А однажды я заболел — вот когда мне было действительно тяжело. В деревне никто не хотел за мной ухаживать — боялись голландцев. На мое счастье, у Ахмади в этой деревне была бабушка. Добрая такая старушка, все молилась по ночам. Так вот, она не побоялась голландцев, взяла меня к себе, выходила. Теперь я думаю ее сюда перевезти, пусть живет со мной, ей здесь, наверное, лучше будет. Если б ты только знал, скольких она солдат вылечила, жизнь им спасла. Уж она-то не металась из стороны в сторону, к тем, кто побеждает, как некоторые…
Но мы боролись не ради славы, не от нечего делать. Мы хотим действительной победы, и мы победим. Мы не допустим, чтобы к власти пришли реакционеры.
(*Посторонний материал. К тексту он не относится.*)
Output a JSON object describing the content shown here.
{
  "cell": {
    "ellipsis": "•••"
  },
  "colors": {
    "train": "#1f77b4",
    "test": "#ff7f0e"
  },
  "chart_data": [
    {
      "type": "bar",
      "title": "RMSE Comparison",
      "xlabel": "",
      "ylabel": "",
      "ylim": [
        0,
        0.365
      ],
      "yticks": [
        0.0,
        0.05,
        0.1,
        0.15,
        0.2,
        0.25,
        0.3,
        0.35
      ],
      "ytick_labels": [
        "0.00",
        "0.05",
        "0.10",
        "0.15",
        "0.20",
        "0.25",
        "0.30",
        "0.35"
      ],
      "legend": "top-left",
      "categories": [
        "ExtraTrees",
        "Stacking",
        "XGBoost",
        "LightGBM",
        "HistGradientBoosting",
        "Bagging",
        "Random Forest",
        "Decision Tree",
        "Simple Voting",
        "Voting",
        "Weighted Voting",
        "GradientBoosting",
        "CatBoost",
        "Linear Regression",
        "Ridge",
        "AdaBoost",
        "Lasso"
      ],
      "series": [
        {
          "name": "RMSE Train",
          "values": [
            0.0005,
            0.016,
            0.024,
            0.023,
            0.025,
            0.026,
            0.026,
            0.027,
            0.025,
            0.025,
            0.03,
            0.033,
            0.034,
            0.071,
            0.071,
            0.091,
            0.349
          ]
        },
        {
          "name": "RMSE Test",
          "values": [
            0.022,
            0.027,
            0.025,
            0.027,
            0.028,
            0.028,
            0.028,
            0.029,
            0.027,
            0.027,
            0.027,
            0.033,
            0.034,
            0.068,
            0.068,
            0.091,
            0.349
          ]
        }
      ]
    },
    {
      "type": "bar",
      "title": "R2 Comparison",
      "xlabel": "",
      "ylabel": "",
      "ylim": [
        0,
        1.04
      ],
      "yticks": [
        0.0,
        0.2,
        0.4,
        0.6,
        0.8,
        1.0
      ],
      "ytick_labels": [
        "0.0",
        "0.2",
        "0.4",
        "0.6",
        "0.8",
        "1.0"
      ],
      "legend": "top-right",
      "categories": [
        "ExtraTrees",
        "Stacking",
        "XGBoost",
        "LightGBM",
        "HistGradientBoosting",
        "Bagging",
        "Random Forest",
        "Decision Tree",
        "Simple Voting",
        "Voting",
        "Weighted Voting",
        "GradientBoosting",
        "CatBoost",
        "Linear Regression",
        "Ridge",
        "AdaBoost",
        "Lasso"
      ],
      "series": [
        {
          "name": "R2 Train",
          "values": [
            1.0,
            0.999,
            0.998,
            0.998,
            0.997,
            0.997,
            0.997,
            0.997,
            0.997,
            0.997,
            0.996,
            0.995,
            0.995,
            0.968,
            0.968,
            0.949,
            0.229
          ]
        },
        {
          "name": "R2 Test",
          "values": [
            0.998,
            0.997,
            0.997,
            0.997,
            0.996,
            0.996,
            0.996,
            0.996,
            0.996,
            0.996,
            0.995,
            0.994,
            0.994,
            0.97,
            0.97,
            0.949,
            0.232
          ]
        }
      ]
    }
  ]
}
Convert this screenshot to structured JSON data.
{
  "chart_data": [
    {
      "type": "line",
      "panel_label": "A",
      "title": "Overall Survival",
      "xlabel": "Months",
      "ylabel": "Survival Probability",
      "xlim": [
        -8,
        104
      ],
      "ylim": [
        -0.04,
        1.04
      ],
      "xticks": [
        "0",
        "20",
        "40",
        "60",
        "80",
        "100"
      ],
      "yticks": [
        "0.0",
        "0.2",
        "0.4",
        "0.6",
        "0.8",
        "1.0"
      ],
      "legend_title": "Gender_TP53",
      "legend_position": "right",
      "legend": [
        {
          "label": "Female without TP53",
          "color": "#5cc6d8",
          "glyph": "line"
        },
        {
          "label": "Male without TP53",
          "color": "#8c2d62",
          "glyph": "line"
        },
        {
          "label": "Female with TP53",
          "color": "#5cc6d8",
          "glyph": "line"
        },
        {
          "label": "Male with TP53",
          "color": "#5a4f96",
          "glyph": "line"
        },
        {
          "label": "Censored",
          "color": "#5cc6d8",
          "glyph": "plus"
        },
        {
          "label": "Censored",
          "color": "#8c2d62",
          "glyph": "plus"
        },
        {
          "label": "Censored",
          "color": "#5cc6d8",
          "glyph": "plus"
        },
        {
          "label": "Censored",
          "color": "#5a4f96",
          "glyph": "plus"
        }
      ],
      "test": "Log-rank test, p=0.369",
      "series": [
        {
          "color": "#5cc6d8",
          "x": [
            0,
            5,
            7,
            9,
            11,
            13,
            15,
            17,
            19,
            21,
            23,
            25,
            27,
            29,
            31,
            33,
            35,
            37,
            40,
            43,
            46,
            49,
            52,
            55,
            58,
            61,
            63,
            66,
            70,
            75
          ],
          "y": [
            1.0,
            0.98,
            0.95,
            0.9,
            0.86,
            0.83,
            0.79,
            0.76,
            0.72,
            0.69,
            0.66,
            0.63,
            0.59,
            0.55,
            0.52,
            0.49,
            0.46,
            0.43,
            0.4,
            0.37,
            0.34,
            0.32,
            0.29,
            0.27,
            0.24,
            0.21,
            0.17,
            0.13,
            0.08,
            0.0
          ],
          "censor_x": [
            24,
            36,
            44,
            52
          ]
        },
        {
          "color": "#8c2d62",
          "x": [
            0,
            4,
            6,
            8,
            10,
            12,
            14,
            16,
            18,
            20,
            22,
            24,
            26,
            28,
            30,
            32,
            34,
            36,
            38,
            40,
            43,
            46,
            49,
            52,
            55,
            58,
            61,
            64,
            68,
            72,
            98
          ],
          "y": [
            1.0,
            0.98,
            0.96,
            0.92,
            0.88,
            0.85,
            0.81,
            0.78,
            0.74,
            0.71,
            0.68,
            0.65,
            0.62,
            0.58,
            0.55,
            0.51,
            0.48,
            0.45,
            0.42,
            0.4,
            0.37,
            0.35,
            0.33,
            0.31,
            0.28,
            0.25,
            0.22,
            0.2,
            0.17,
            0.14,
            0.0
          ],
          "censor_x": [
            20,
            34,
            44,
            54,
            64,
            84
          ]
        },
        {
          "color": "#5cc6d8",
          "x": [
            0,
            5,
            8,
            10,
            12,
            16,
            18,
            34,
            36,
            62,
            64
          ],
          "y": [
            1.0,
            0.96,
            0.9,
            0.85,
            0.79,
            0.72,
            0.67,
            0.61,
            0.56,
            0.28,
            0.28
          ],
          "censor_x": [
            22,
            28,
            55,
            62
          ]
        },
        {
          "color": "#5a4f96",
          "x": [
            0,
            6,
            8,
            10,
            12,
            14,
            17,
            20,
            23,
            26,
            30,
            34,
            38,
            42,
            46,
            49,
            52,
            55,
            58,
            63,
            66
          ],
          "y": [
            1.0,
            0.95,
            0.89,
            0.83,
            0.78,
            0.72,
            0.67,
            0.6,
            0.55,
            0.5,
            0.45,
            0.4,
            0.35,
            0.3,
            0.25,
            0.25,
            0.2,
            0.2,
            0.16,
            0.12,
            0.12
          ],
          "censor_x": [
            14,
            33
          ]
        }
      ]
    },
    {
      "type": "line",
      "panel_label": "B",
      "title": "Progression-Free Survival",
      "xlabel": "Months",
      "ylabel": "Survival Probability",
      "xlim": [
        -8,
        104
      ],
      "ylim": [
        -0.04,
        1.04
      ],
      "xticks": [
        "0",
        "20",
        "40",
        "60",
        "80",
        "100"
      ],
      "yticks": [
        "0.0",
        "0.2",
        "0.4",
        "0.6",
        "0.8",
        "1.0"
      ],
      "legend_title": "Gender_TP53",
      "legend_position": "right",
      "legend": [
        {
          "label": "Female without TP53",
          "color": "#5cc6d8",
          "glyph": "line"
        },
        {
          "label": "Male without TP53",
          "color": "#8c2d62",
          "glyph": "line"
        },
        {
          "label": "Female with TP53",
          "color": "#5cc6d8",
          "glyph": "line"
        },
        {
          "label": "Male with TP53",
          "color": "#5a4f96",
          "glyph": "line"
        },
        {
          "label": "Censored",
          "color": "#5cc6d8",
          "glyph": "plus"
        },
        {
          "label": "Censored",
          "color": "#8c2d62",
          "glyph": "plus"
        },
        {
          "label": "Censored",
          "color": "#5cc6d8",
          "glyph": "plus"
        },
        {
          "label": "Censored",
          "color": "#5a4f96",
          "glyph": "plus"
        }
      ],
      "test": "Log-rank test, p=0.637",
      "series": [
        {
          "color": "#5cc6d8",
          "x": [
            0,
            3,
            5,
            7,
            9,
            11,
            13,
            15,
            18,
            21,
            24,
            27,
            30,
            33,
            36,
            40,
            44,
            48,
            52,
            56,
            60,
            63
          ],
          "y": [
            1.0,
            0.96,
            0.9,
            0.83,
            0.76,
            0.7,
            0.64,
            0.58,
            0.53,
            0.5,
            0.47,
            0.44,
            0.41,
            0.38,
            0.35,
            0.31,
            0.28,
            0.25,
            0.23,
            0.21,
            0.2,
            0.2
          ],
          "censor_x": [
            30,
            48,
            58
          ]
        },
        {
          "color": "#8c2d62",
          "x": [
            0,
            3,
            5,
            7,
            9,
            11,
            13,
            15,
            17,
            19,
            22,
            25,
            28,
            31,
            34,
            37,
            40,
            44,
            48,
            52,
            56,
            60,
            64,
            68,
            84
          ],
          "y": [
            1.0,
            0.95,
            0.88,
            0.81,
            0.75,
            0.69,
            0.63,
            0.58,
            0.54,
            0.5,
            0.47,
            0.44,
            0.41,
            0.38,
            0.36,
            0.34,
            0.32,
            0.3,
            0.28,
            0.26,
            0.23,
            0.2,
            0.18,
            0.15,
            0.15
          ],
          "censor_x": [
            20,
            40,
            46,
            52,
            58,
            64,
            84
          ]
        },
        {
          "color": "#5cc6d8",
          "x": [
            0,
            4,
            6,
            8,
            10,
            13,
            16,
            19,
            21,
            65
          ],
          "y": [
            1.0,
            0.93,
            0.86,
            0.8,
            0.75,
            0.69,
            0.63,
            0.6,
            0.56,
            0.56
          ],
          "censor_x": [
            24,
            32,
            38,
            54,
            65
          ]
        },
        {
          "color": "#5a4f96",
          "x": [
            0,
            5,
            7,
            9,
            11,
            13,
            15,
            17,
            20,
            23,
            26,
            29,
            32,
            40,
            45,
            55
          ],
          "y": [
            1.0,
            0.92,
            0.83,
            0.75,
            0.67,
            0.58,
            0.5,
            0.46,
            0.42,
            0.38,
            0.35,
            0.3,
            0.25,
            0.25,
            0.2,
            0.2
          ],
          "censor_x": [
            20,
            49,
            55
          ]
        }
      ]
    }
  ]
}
Мы можем пойти на компромиссы. Но это только тактика, а не принцип. Можно говорить о луне, о цветах, но всегда нужно быть готовым к последней решительной схватке. Мы не должны повторять тех ошибок, которые привели нас к поражению революции. Для полной победы нам необходима правильная революционная теория, программа, испытанная стратегия и преданные сердца. И еще нам нужна железная дисциплина и руководство, способное правильно выбирать время и место наступления…
Он замолчал, его черные глаза горели.
— Дай, пожалуйста, воды, — попросил он.
Нурсеван пил, а я смотрел на него и думал о другом, о прежнем Нурсеване. Думал о том слабом человеке, потерявшем интерес к жизни только потому, что его любовь была трижды отвергнута.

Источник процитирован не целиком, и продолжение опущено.